Milch verschleimt NICHT
Es führt die Hitliste der Vorurteile über Milch mit an und hat sich in manchen Köpfen festgesetzt. Allerdings gibt es für diese These keine wissenschaftlichen Belege. Woher kann das Vorurteil also kommen? Eine mögliche Erklärung wäre der Name Galaktose. Denn die Galaktose, ein Teil des Zweifachzuckers Laktose, wird auch mit Schleimzucker übersetzt. Dieser Begriff leitet sich davon ab, dass die Galaktose in Form der Galakturonsäure als ein Bestandteil des Nasen- und Rachenschleims zu finden ist und es dadurch zu dem Vorurteil „Milch verschleimt“ gekommen sein könnte.

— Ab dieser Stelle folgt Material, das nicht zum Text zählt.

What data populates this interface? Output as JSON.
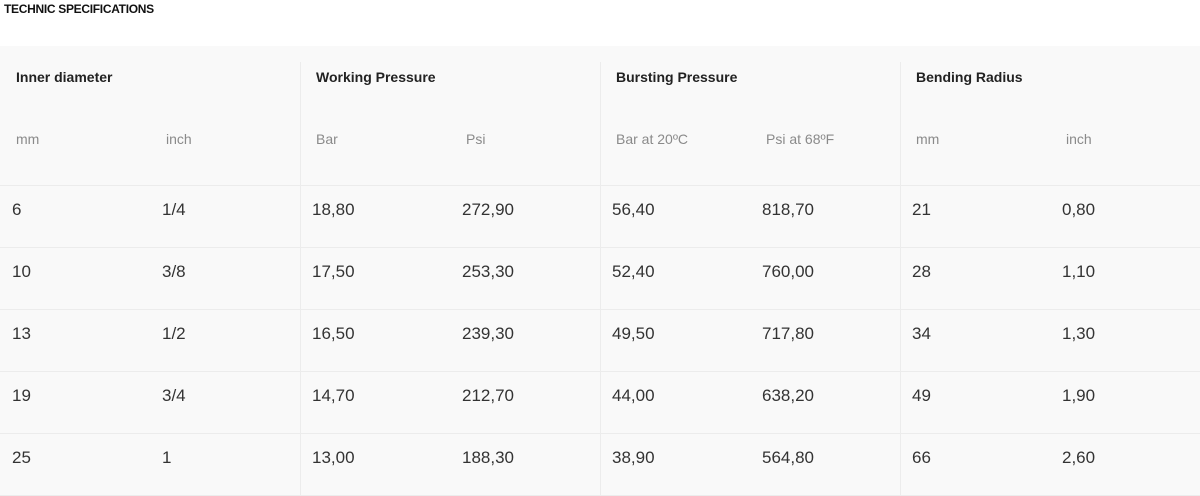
{
  "page": {
    "title": "TECHNIC SPECIFICATIONS"
  },
  "table": {
    "groups": [
      {
        "label": "Inner diameter",
        "sub": [
          "mm",
          "inch"
        ]
      },
      {
        "label": "Working Pressure",
        "sub": [
          "Bar",
          "Psi"
        ]
      },
      {
        "label": "Bursting Pressure",
        "sub": [
          "Bar at 20ºC",
          "Psi at 68ºF"
        ]
      },
      {
        "label": "Bending Radius",
        "sub": [
          "mm",
          "inch"
        ]
      }
    ],
    "rows": [
      [
        "6",
        "1/4",
        "18,80",
        "272,90",
        "56,40",
        "818,70",
        "21",
        "0,80"
      ],
      [
        "10",
        "3/8",
        "17,50",
        "253,30",
        "52,40",
        "760,00",
        "28",
        "1,10"
      ],
      [
        "13",
        "1/2",
        "16,50",
        "239,30",
        "49,50",
        "717,80",
        "34",
        "1,30"
      ],
      [
        "19",
        "3/4",
        "14,70",
        "212,70",
        "44,00",
        "638,20",
        "49",
        "1,90"
      ],
      [
        "25",
        "1",
        "13,00",
        "188,30",
        "38,90",
        "564,80",
        "66",
        "2,60"
      ]
    ]
  },
  "colors": {
    "table_background": "#f9f9f9",
    "grid_line": "#ececec",
    "header_text": "#222222",
    "subheader_text": "#8a8a8a",
    "cell_text": "#333333"
  }
}
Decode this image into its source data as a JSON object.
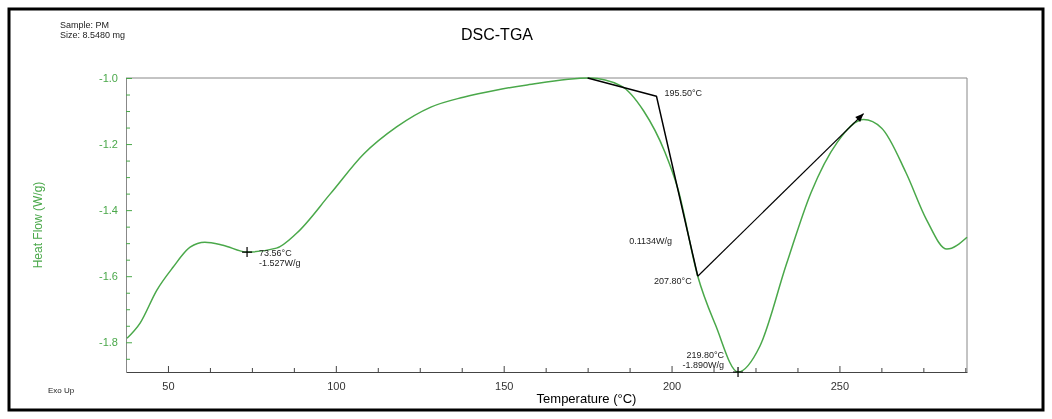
{
  "chart_data": {
    "type": "line",
    "title": "DSC-TGA",
    "xlabel": "Temperature (°C)",
    "ylabel": "Heat Flow (W/g)",
    "xlim": [
      37.5,
      288
    ],
    "ylim": [
      -1.89,
      -1.0
    ],
    "xticks": [
      {
        "value": 37.5,
        "label": null
      },
      50,
      {
        "value": 62.5,
        "label": null
      },
      {
        "value": 75,
        "label": null
      },
      {
        "value": 87.5,
        "label": null
      },
      100,
      {
        "value": 112.5,
        "label": null
      },
      {
        "value": 125,
        "label": null
      },
      {
        "value": 137.5,
        "label": null
      },
      150,
      {
        "value": 162.5,
        "label": null
      },
      {
        "value": 175,
        "label": null
      },
      {
        "value": 187.5,
        "label": null
      },
      200,
      {
        "value": 212.5,
        "label": null
      },
      {
        "value": 225,
        "label": null
      },
      {
        "value": 237.5,
        "label": null
      },
      250,
      {
        "value": 262.5,
        "label": null
      },
      {
        "value": 275,
        "label": null
      },
      {
        "value": 287.5,
        "label": null
      }
    ],
    "yticks": [
      {
        "value": -1.85,
        "label": null
      },
      {
        "value": -1.8,
        "label": "-1.8"
      },
      {
        "value": -1.75,
        "label": null
      },
      {
        "value": -1.7,
        "label": null
      },
      {
        "value": -1.65,
        "label": null
      },
      {
        "value": -1.6,
        "label": "-1.6"
      },
      {
        "value": -1.55,
        "label": null
      },
      {
        "value": -1.5,
        "label": null
      },
      {
        "value": -1.45,
        "label": null
      },
      {
        "value": -1.4,
        "label": "-1.4"
      },
      {
        "value": -1.35,
        "label": null
      },
      {
        "value": -1.3,
        "label": null
      },
      {
        "value": -1.25,
        "label": null
      },
      {
        "value": -1.2,
        "label": "-1.2"
      },
      {
        "value": -1.15,
        "label": null
      },
      {
        "value": -1.1,
        "label": null
      },
      {
        "value": -1.05,
        "label": null
      },
      {
        "value": -1.0,
        "label": "-1.0"
      }
    ],
    "grid": false,
    "marker": "none",
    "line_style": "solid",
    "series": [
      {
        "color": "#4aa84a",
        "x": [
          37.8,
          41.7,
          46.7,
          51.5,
          56.6,
          61,
          66.4,
          73.56,
          82.3,
          88.3,
          98.4,
          108.3,
          118.1,
          128.3,
          138,
          148,
          157,
          175.6,
          184.8,
          191.7,
          198,
          201.9,
          207.8,
          213.1,
          219.8,
          226.3,
          234.2,
          241.5,
          249.4,
          257.2,
          262.6,
          269.8,
          276,
          282,
          288
        ],
        "values": [
          -1.788,
          -1.742,
          -1.642,
          -1.573,
          -1.512,
          -1.497,
          -1.506,
          -1.527,
          -1.515,
          -1.47,
          -1.35,
          -1.23,
          -1.148,
          -1.088,
          -1.058,
          -1.036,
          -1.021,
          -1.0,
          -1.023,
          -1.1,
          -1.224,
          -1.336,
          -1.6,
          -1.748,
          -1.89,
          -1.812,
          -1.564,
          -1.348,
          -1.194,
          -1.126,
          -1.152,
          -1.286,
          -1.43,
          -1.518,
          -1.482
        ]
      },
      {
        "color": "#000000",
        "x": [
          175,
          195.5,
          207.8
        ],
        "values": [
          -1.0,
          -1.055,
          -1.6
        ]
      }
    ],
    "annotations": [
      "Sample: PM\nSize:  8.5480 mg",
      "Exo Up",
      {
        "text": "73.56°C\n-1.527W/g",
        "x": 73.56,
        "y": -1.527
      },
      {
        "text": "195.50°C",
        "x": 195.5,
        "y": -1.055
      },
      "0.1134W/g",
      {
        "text": "207.80°C",
        "x": 207.8,
        "y": -1.6
      },
      {
        "text": "219.80°C\n-1.890W/g",
        "x": 219.8,
        "y": -1.89
      }
    ]
  }
}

Auch die im Vergleich zu Wasser dicklichere Konsistenz der Milch oder das typische Mundgefühl von Milch (Fettgehalt entscheidend) können Ursachen für das Vorurteil sein. Verschiedene Studien haben aber gezeigt, dass es weder beim Gesunden, bei gesunden, aber subjektiv milchempfindlichen Personen, noch beim mit Schnupfenviren Infizierten oder bei Asthmatikern zur vermehrten Schleimbildung nach dem Verzehr von Milch und Milchprodukten kommt (Pinnock et al., 1990; Arney & Pinnock, 1993, Pinnock & Arney, 1993; Haas et al., 1991).
Trotz dieser objektiven Belege existieren weiterhin derartige Irrtümer wie „Milch verschleimt“. Daher klärt die Landesvereinigung der Milchwirtschaft Niedersachsen e.V. (LVN) immer wieder über diese Irrtümer auf, z.B. in Vorträgen, und liefert gleichzeitig Studien, die belegen, dass es sich nur um Vorurteile handelt. Denn Milch ist ein nährstoffreiches, für die Gesundheit und die ausgewogene Ernährung wichtiges Nahrungsmittel, was zudem in vielfältigen und wohlschmeckenden Variationen zubereitet und genossen werden kann.